The Frustrating Fallacy of Friendship Evangelism

The Frustrating Fallacy of Friendship Evangelism

It’s been said that most people are introduced to Christianity through a friend, and this was, in fact, how I eventually came to visit a church. I had a friend named Bill who invited me for many years before my wife and I finally took him up on the offer. As I was training students at a recent evangelism camp, we talked about the fear that many of us have related to sharing our faith with strangers.

If most people are introduced to Christianity through a friend, shouldn’t we focus our efforts on reaching our friends rather than people we don’t know? This approach to evangelism is sometimes called “friendship evangelism,” and it sure sounds like it would be a lot less intimidating than approaching strangers with the message of Salvation.
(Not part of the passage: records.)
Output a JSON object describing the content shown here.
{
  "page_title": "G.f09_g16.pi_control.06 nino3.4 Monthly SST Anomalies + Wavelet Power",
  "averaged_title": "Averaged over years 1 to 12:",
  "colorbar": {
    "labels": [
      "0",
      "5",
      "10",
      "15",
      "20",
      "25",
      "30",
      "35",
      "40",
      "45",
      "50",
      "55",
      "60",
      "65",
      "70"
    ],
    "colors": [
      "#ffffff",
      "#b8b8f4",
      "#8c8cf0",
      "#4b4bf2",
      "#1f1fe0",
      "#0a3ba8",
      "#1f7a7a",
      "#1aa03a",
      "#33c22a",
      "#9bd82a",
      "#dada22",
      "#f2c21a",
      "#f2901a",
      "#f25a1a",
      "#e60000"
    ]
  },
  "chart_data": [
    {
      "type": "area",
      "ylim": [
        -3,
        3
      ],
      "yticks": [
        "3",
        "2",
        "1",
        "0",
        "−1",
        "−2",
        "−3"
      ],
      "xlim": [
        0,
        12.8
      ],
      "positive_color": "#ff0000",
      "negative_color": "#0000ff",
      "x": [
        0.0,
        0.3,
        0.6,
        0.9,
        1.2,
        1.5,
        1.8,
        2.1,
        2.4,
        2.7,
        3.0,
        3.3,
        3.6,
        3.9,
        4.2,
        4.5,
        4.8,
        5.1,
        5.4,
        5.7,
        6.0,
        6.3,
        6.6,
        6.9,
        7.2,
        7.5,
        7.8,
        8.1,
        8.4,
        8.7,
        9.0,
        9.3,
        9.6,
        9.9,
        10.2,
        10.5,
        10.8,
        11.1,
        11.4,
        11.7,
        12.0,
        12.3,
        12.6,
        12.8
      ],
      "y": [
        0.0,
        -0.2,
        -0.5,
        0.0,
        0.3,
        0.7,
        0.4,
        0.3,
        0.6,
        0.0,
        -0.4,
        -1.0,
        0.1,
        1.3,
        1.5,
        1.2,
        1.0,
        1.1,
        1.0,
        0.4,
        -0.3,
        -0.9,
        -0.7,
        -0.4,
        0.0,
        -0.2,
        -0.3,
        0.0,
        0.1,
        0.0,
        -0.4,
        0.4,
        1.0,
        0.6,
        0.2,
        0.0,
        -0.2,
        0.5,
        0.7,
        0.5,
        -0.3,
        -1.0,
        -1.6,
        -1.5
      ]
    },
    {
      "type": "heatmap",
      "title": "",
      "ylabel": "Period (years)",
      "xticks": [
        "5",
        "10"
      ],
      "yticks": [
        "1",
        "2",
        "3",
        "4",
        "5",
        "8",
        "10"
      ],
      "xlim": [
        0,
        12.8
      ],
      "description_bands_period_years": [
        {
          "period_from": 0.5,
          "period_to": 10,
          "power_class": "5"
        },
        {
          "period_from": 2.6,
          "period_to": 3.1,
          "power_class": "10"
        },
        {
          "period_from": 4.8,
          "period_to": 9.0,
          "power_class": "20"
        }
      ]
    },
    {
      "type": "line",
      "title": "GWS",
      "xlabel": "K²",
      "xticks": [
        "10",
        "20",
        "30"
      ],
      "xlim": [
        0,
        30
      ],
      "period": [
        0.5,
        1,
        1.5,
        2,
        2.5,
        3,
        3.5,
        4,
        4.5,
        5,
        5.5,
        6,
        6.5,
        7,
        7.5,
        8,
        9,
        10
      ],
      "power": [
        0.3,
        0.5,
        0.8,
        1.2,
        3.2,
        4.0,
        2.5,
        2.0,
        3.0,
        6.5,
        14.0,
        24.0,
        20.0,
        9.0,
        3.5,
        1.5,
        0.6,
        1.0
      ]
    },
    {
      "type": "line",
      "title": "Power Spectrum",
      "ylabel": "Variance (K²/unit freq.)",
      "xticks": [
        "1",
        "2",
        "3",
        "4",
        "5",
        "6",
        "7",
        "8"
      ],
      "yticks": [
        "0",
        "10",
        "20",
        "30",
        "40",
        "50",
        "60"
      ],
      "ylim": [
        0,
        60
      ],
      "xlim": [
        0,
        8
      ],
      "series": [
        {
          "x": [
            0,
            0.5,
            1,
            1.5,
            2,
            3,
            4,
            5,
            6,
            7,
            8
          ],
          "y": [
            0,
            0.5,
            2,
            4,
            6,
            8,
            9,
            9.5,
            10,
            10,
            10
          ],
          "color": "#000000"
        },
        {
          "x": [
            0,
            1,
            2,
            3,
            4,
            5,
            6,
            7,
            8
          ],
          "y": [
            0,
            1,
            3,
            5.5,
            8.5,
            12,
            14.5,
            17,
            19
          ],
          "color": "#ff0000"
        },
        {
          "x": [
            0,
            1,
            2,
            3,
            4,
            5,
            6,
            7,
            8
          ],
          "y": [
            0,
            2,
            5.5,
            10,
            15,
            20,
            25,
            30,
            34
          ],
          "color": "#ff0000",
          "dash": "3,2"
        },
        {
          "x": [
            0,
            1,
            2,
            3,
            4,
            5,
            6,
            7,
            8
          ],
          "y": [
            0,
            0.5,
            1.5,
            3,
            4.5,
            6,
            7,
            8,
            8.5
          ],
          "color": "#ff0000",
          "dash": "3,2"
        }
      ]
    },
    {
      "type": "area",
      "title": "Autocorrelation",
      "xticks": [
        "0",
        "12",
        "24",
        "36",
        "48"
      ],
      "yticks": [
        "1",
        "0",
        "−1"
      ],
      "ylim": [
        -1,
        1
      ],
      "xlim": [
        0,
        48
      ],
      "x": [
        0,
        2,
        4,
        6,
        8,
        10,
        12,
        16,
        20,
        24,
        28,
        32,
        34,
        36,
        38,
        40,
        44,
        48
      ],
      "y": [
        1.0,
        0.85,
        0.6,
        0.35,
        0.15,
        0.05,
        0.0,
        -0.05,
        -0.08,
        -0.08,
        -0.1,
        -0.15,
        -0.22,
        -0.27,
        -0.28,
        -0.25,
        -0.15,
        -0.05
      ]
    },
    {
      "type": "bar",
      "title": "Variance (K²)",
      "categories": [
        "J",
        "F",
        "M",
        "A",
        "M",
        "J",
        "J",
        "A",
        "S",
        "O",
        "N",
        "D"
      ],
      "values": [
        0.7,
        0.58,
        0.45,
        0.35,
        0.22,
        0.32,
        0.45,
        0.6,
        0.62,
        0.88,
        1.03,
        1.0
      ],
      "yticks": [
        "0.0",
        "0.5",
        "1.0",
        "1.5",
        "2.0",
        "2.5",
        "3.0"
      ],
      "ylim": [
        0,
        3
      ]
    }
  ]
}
But there is an important fallacy underlying the concept of friendship evangelism. The reason friendship evangelism is statistically dominant is simply because we, as Christians, are so uncomfortable sharing our faith with strangers. We have created this statistical reality. We typically only share our faith with people we know, so it shouldn’t surprise us that these are the people who come to know something about our faith! But does it have to be this way, and more importantly, is this approach consistent with what the New Testament teaches?

“The reason friendship evangelism is statistically dominant is simply because we, as Christians, are so uncomfortable sharing our faith with strangers.”

 

In order to answer this question, we needn’t go further than the words of Jesus. During His earthly ministry, Jesus commissioned seventy-two of His followers to travel from town to town, announcing, “The Kingdom of God has come near” (Luke 10:9). Were these disciples told to engage only people they already knew? Hardly. In fact, Jesus warned these budding evangelists that they would be in unknown, often dangerous territory; He told the group they would be “lambs in the midst of wolves” (Luke 10:3).

Later, after the Resurrection, Jesus commissioned His apostles with a more sweeping directive: “You shall be My witnesses both in Jerusalem, and in all Judea and Samaria, and even to the remotest part of the earth” (Acts 1:8). It’s clear that the expansive geographic parameters described by Jesus would require the apostles to move quickly beyond the limits of their friends and acquaintances.